Pada tahun 2025, perusahaan terus melakukan investasi pada infrastruktur dan alokasi sumber daya,
secara strategis mengoptimalkan mitra jaringan dan outlet di berbagai pasar, serta meningkatkan pusat
sortir untuk meningkatkan efisiensi operasional. Di Tiongkok, J&T Express dengan cepat mendorong
inisiatif otomatisasi outlet dan ekspansi cloud warehouse, serta secara aktif mendukung investasi
peralatan otomatis di outlet dan penerapan kendaraan tanpa awak.
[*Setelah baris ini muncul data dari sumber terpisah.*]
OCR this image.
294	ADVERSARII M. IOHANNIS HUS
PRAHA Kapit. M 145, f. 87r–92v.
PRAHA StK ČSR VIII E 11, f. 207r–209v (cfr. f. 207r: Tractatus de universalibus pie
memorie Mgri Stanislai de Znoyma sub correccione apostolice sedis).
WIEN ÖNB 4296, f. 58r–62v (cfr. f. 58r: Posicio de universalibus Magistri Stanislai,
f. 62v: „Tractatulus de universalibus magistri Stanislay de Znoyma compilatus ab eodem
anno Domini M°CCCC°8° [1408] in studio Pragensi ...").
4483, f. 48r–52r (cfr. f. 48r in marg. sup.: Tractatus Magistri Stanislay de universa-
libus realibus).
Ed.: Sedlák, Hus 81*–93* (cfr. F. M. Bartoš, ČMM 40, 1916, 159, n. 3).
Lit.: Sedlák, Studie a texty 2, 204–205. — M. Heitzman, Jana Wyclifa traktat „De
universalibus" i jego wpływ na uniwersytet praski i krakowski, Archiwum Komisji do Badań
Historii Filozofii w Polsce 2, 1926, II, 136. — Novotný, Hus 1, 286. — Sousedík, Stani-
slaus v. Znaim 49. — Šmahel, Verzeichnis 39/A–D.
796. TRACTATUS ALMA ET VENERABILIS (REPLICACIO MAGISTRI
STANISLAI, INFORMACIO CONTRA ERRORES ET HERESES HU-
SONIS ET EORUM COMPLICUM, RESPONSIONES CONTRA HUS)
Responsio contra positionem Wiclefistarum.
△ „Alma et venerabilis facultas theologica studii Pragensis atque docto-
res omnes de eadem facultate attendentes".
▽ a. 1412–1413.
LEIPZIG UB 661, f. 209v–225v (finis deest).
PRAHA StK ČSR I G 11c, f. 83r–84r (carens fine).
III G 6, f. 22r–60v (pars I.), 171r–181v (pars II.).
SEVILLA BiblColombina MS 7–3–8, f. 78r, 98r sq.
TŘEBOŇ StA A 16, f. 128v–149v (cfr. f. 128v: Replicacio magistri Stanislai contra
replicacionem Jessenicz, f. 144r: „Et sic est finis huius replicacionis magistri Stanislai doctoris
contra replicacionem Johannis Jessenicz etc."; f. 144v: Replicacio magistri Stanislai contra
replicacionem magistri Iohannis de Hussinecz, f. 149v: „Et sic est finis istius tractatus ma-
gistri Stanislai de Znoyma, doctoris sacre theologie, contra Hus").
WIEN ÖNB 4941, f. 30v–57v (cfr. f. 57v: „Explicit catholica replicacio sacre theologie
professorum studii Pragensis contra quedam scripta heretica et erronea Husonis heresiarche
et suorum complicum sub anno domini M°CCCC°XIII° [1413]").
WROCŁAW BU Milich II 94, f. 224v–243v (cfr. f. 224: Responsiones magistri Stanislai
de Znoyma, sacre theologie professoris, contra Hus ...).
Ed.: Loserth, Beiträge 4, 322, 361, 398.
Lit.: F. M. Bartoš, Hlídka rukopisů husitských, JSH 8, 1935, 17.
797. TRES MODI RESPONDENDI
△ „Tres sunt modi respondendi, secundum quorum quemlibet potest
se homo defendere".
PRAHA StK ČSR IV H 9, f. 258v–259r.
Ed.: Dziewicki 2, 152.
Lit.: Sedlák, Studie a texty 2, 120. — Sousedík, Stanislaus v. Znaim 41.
Hal ini menghasilkan peningkatan
sebesar 26% pada jumlah peralatan otomatis di outlet pada akhir tahun dibandingkan Juni, serta
penerapan 1.000 unit kendaraan tanpa awak untuk secara signifikan meningkatkan efisiensi pengiriman
last-mile.

Secara bersamaan, J&T Express telah membangun total 173 cloud warehouse, yang memungkinkan
penyediaan layanan bernilai tambah untuk menjawab beragam kebutuhan pelanggan, memperkuat
retensi pelanggan, serta meningkatkan pengalaman secara keseluruhan. Selain itu, J&T Express telah
mempelopori penggunaan peralatan sortir otomatis kelas industri pertama di Asia Tenggara pada outlet
last-mile di Thailand, dengan target peningkatan otomatisasi secara nasional pada 2026. Teknologi ini
juga telah diterapkan di outlet serupa di Vietnam, Indonesia, Malaysia, dan Filipina. Hingga akhir 2025,
J&T Express mengoperasikan 19.300 outlet dan 246 pusat sortir.